Vejam bem: eu tenho uma visão, vamos dizer, “progressista” sobre esse tema. Existem casos, especialmente nos rincões do Brasil, de mulheres que foram levadas à prostituição ainda meninas por familiares. Não tenho números, mas não creio que seja a regra. A prostituição, no mais das vezes, é uma escolha mesmo. O antigo feminismo gostava de acreditar que ninguém faz isso por gosto. Faz! Tio Rei veio da pobreza. Havia as mulheres pobres, a maioria, que iam trabalhar nas fábricas, fazer faxina, vender cocada, e havia aquelas que decidiram fazer a felicidade da molecada e dos casados insatisfeitos. Era por gosto mesmo, não por determinação social ou da natureza. Assim como a pobreza, em regra, não faz o marginal, também não faz a prostituta.
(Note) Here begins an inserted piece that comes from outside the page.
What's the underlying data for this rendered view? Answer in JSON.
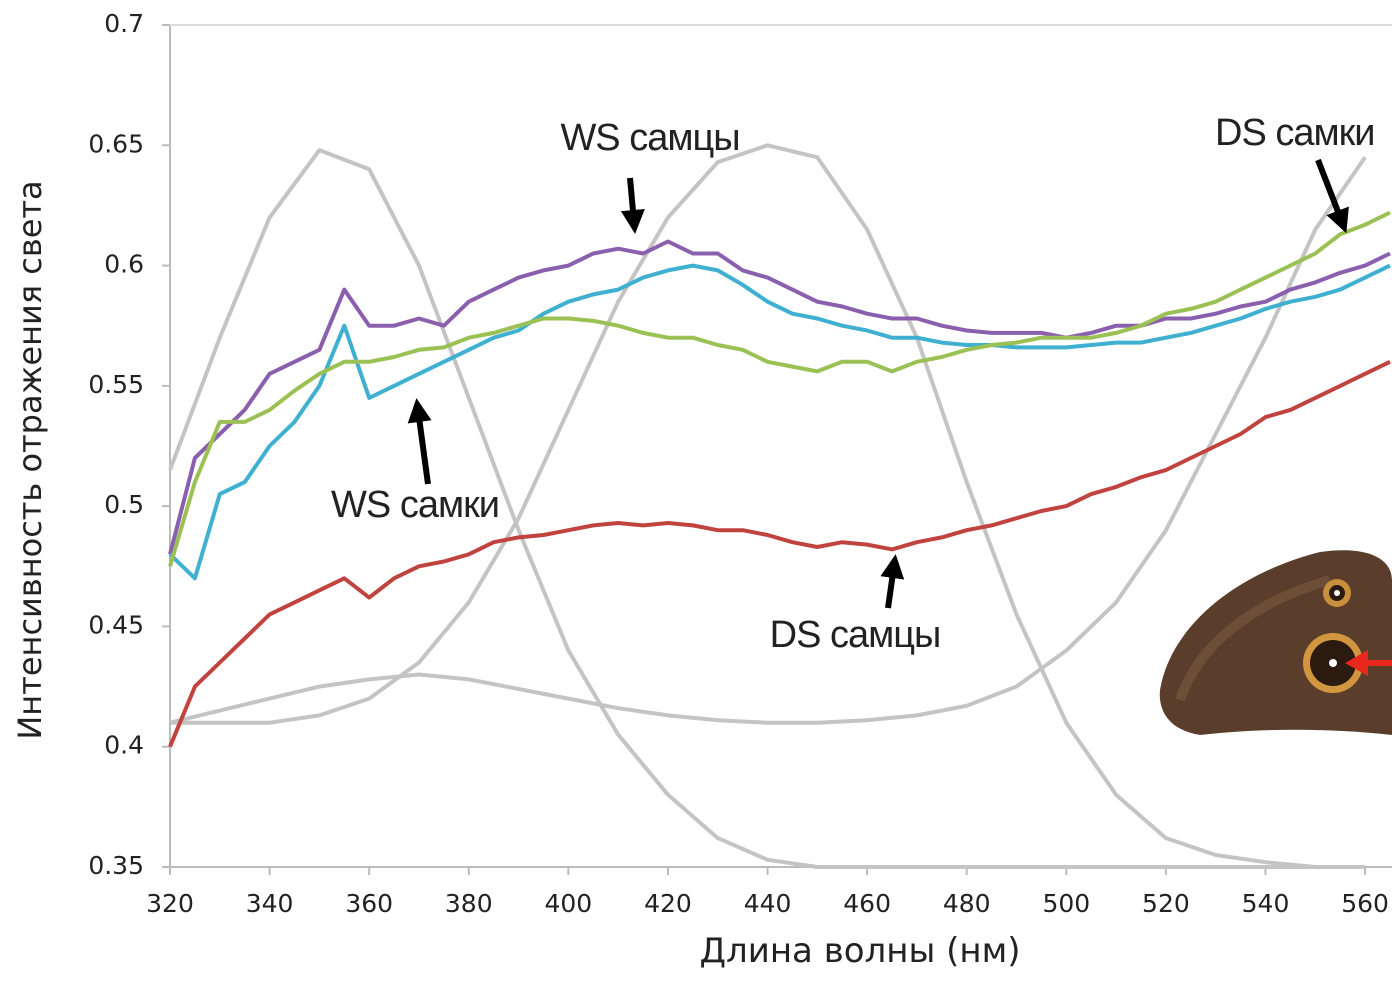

Mas o determinismo social é coisa da velha sociologia, que ainda tinha duas patas no marxismo e duas no falso cristianismo da Escatologia da Libertação. O mundo mudou. O pós-marxismo vive a era da afirmação das identidades, da expressão do “eu-enquanto-isso-e-aquilo”. Ainda que os “mudernos” flertem com a ideia de que, na origem, a prostituição não é uma escolha (o Brasil é viciado numa história triste…), mudam a perspectiva: transformam a prostituição numa escolha ética mesmo, num modo de relacionamento social que não é apenas aceitável; é mais do que isso: ele seria portador de um saber não convencional que teria lições a dar à detestável sociedade conservadora. Nessa perspectiva, vista com maus olhos é a mulher pobre que decidiu, sei lá, lutar para superar a pobreza ou que venceu neste mundo cão. Esta seria não mais do que a “classe média” que Marilena Chaui odeia, entenderam?
Compreendam: não estamos mais diante do antigo paradigma da puta que é, no fundo, uma santa — o mito de Maria Madalena está aí (embora seja preciso fazer uma observação a respeito, já, já) — ou que exerce uma função redentora, de controle social. Leiam, a propósito, “Amar, Verbo Intransitivo”, de Mário de Andrade. Maria Madalena, a propósito, se arrepende e muda de vida; na perspectiva da sociologia prostituinte, não há arrependimento, mas transformação da atividade numa nova economia política.
E isso não se dá apenas com a prostituição, não! Os teóricos dos, por assim dizer, atos viciosos decidiram ocupar a cena para anunciar ao mundo que errados estão aqueles que, inseridos no mundo da produção — essa gente que faz a sociedade funcionar —, não compreendem a particularíssima abordagem, então, das prostitutas, dos consumidores de drogas, dos traficantes, dos que que saem por aí depredando prédios públicos, dos que resolvem submeter instituições a rituais de constrangimento e humilhação. São esses os heróis da modernidade.
O curioso é que a sociedade “careta” e “retrógrada”, a tal classe média que Marilena Chaui odeia, continua a ser a aquela que paga a conta de todas as generosidades que se cobram do estado, não é? Se alguns milhares, quem sabe milhões, decidiram enfiar o pé na jaca e consumir drogas, a conta ainda será distribuída entre aqueles que, sem consumir nada, se dedicam a trabalhar e a arrecadar recursos para o Fisco. Se milhares, quem sabe milhões, decidiram fazer sexo sem proteção, também essa conta será enviada àqueles reacionários, acusados de especialistas no papai-e-mamãe.
O declínio sem auge
Vocês assistiram ao filme “O Declínio do Império Americano”, dirigido pelo canadense Denys Arcand? Há uma cena em que uma prostituta masturba o seu cliente — um professor metido a pensador pós-moderno — enquanto faz uma longa arenga, muito douta, muito sábia, plena de saberes alternativos, sobre a crise do ano 1000… Ela não para nem mesmo quando ele avisa que, como diriam os portugueses, está “a vir-se”.
Essa história da notificação extrajudicial é uma evidência, sim, da nossa decadência. A única coisa chata é que a decadência colhe o país antes da chegada ao esplendor.